I wondered if these fans could be described as the “sneezers” that Seth Godin talks of – people who are early adopters of a product or service and who then pass on that enthusiasm to others. If that were the case I think the thousand true fans would rapidly grow to the hundreds of thousands, and a reasonable income becomes substantial wealth…

But how do you get “a thousand true fans”? – essentially by providing them with a service or experience that they value.

Kevin also talked about the early days connecting to bulletin boards that could handle maybe 100 people at a time (this was when each connection to the board was a real modem – hence the limit on the number of users – and the output was green flickering text), but even then the potential of these machines that were connecting people was clear to see to him.

My first encounter with online services was with the Prestel system back from about 1980 onwards and I can remember putting the phone handset into the acoustic coupler and warning everyone in the house to not make phone calls – sometimes they even listened.

But I missed the 90’s internet boom?

That then led onto some comments about the ‘good old days’ when you could obtain domain names for free, but Kevin’s comment here is that you shouldn’t worry about missing the boat – people will be saying that about the present day in 30 years time. The next biggest invention of the next 25 years hasn’t been invented yet. That’s your cue…

AI is anything that doesn’t work

Kevin is very bullish on AI. The idea here is that you will be able to take any service ‘X’ and add AI to it, buying AI in the same way as Amazon Web Services work today. This then cognifies the service and makes it more useful to people. An analogy was made with electrifying services (vacuum cleaners became electric vacuum cleaners, motors became electrified and so on).
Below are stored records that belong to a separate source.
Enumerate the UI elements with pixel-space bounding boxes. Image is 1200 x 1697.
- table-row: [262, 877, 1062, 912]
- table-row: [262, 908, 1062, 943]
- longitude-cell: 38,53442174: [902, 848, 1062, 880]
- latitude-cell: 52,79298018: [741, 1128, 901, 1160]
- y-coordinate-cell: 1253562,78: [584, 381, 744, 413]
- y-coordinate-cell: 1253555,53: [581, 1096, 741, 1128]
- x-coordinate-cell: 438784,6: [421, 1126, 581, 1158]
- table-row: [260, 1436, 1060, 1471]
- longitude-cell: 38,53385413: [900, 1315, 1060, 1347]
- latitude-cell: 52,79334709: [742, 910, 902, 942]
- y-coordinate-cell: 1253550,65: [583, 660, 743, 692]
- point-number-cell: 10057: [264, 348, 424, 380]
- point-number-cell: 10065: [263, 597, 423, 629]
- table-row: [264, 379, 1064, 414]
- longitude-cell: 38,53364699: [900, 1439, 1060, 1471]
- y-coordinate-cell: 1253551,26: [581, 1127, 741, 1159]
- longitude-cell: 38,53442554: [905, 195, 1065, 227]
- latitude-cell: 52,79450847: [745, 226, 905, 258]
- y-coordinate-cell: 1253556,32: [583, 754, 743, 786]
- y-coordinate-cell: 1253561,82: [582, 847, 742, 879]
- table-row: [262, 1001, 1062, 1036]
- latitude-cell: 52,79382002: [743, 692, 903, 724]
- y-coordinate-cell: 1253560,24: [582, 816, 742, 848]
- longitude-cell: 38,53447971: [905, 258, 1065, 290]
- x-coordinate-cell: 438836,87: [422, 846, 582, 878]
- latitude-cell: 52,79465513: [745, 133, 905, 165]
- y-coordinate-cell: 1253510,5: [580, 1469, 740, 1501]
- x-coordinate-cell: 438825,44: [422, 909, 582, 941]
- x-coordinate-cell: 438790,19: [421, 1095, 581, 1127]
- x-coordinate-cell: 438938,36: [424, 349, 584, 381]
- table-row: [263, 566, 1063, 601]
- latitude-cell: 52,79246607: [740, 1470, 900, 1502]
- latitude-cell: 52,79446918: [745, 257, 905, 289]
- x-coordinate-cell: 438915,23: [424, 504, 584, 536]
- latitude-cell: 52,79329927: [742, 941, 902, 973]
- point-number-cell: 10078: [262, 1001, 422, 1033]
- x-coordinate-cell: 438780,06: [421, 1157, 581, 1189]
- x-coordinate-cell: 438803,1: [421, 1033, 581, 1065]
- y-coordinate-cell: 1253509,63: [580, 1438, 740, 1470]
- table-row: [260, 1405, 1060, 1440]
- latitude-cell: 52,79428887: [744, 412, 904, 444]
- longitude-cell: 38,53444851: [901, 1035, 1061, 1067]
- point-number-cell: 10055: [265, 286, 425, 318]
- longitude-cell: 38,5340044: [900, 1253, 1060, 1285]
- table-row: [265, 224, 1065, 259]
One terrific quote from Kevin:

Kevin: “AI is anything that doesn’t work. As soon as some AI aspect is working, we stop calling it AI, we call it machine learning”

Once I heard this quote, I tried to think of an example of something that is working that is still called AI – couldn’t do it; self-driving cars, facial recognition, fast-trading software, robot vision, computer chess – none of it is really called AI any more.

Technology creates problems, better technology solves them

James asked about tipping points related to AI, which led to an interesting dialog;

Kevin: Most of the problems we have on the planet today are from our previous technology and most problems that will occur in the future will be from technologies we will create.

Kevin’s opinion is that the answer to a bad technology is not no technology, but better technology. The analogy with technology is thinking made concrete: “if I were to spout out bad ideas, you wouldn’t say ‘hey, think less’, the proper response to a bad idea is always a better idea, not less thinking”.

This makes perfect sense to me, and when you realise how many technologies are reaching the ‘knee’ of the exponential growth curve (the subject of a later post), it’s clear things are going to get much better.

Technology never goes extinct

This was a surprise to me, apparently Kevin has done research that shows that all technologies that were made in the past are still being made today. Or at least whenever (who did the asking?) picked any technology, he could point out where it was still being made somewhere on the planet; core memories (as used in Apollo) in Bulgaria, punched cards in the US and apparently more people are knapping now than ever before. I find it very hard to believe this is the case for all technologies, but apparently it’s true.

Graphic Novel – Silver Cord

Towards the end of the podcast Kevin talks about his new 464-page graphic novel “The Silver Cord” – a fan-financed book which blends millions of species of angels, sentient robots and huge quantities of artwork. I’ve not read it, but James said he was blown away by it, so there’s a recommendation.

Finishing up

I’ve been listening to a lot of podcasts recently, and want to capture the ones that influence me. The world is changing incredibly quickly now and the rate of that change is increasing – so we’re accelerating towards something – an attractor, the singularity, armageddon? Who knows, but I do know that a lot of things people have considered immutable have changed; a job for life, automation won’t effect me, my pension is safe, a house is a safe investment, a university education will set me up for life – all these ‘facts’ have been shown to be anything but. Things are going to get very interesting from here on in. I’m actually very optimistic about where things are going to go though.

Have you seen Futurama? The first episode when Fry is defrosted in the year 3000? There’s a guy there that says (in a great booming, melodramatic voice) “Welcome to the World of Tomorrow!”. Yup – that.